BURLINGTON, Mass. — Keurig Green Mountain Inc. and Dr Pepper Snapple Group plan to merge in a deal that will create a new beverage giant, Keurig Dr Pepper (KDP), in the North American market.
Under the agreement announced Monday, Dr Pepper Snapple shareholders will receive $103.75 per share in a special cash dividend — for a total of $18.7 billion — and retain 13% of Keurig Dr Pepper, while Keurig shareholders will hold 87%.
Keurig Dr Pepper will have pro forma combined sales of about $11 billion. The transaction will bring together popular soft drink and juice brands Dr Pepper, 7UP, Snapple, A&W, Sunkist and Mott’s with leading coffee brand Green Mountain Coffee Roasters and the Keurig single-serve coffee system, plus more than 75 owned, licensed and partner brands in the Keurig system.
“This transaction will deliver significant and immediate value to our shareholders, along with the opportunity to participate in the long-term upside potential of our combined company and attract new brands and beverage categories to our platform in a fast-changing industry landscape,” Larry Young, president and chief executive officer of Dr Pepper Snapple Group, said in a statement. “We are excited to combine with Keurig to build on the rich heritage and expertise of both companies and provide the highest-quality hot and cold beverages to satisfy every consumer throughout the day.”
Besides creating a broad roster of top beverage brands, the Keurig-Dr Pepper Snapple merger will boost distribution capability to reach almost every point-of-sale in North America, the companies noted.
“Our view of the industry through the lens of consumer needs, versus traditional manufacturer-defined segments, unlocks the opportunity to combine hot and cold beverages and create a platform to increase exposure to high-growth formats,” according to Bob Gamgort, CEO of Keurig Green Mountain. “The combination of Dr Pepper Snapple and Keurig will create a new-scale beverage company which addresses today’s consumer needs, with a powerful platform of consumer brands and an unparalleled distribution capability to reach virtually every consumer, everywhere. We are fortunate to have talented leadership teams within both companies, and I look forward to working together with the Dr Pepper Snapple team to make this combination a success for all of our stakeholders.”
Also under the merger deal, global investment firm JAB Holding Co. and its partners, including BDT Capital Partners, will make a combined equity investment of $9 billion as part of the transaction’s financing.
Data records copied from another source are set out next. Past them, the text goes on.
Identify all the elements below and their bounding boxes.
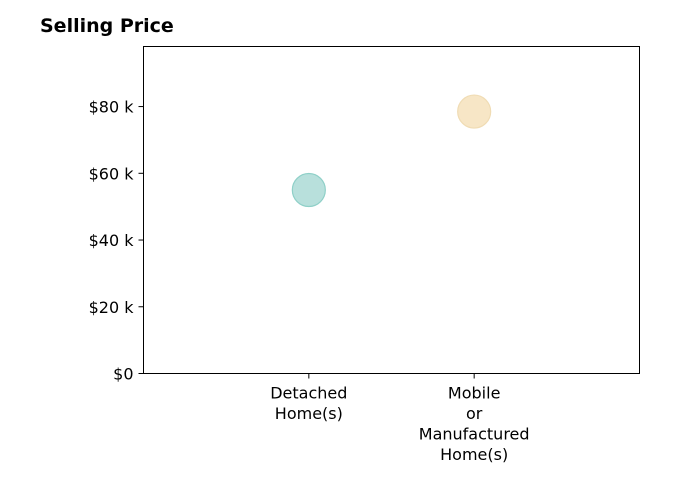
x-tick-label: Detached Home(s)	[270, 384, 347, 424]
x-axis: Detached Home(s) Mobile or Manufactured Home(…	[270, 373, 530, 465]
y-tick-label: $0	[113, 365, 133, 384]
y-tick-label: $40 k	[89, 231, 135, 250]
chart-title: Selling Price	[40, 15, 174, 37]
data-point	[291, 172, 326, 208]
x-tick-label: Mobile or Manufactured Home(s)	[419, 384, 530, 465]
y-tick-label: $80 k	[89, 98, 135, 117]
plot-frame	[143, 46, 640, 374]
data-points	[291, 94, 492, 208]
y-tick-label: $20 k	[89, 298, 135, 317]
y-axis: $0 $20 k $40 k $60 k $80 k	[89, 98, 144, 384]
data-point	[457, 94, 492, 129]
y-tick-label: $60 k	[89, 164, 135, 183]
When the transaction is finalized, JAB will be the controlling shareholder. Mondelēz International, JAB’s partner in Keurig, will hold a 13% to 14% stake in the merged company. JAB led an investor group, including Mondelēz and BDT, that took Keurig private in a $13.9 billion buyout completed in March 2016.
“We are very excited about the prospect of KDP becoming a challenger in the beverage industry,” stated Bart Becht, partner and chairman of JAB Holding Co. and chairman of Keurig. “Management’s proven operational and integration track record along with their commitment to innovation and potential future brand consolidation opportunities, while maintaining an investment grade rating, positions the company well for long-term success and material shareholder value creation.”
Plans call for Keurig’s Gamgort to serve as CEO of Keurig Dr Pepper and Keurig chief financial officer Ozan Dokmecioglu to become CFO of KDP. Young is slated to transition to a role on KDP’s board of directors to assist the new management team. Becht will be chairman of KDP, and Gamgort will become an executive member of the board. Four additional directors will be appointed by JAB, two directors will be appointed by Dr Pepper Snapple — including Young — and two directors will be appointed by Mondelēz. Two independent directors also will be appointed.
Keurig and Dr Pepper Snapple said they will continue to operate out of their respective locations in Burlington, Vt., and Plano, Texas. Gamgort will be based in Burlington. Keurig Dr Pepper will draw on the leadership of both companies, who will continue to run their respective businesses, the companies said.
The merger transaction is expected to close in the second calendar quarter of this year, pending regulatory and shareholder approvals and other customary closing conditions.
“We have been very pleased with our coffee partnership with Keurig, and strongly support the strategic rationale for this transaction,” commented Dirk Van de Put, CEO of Mondelēz International. “We look forward to continuing to participate in the compelling value-creation and long-term growth opportunities inherent in this powerful beverage platform.”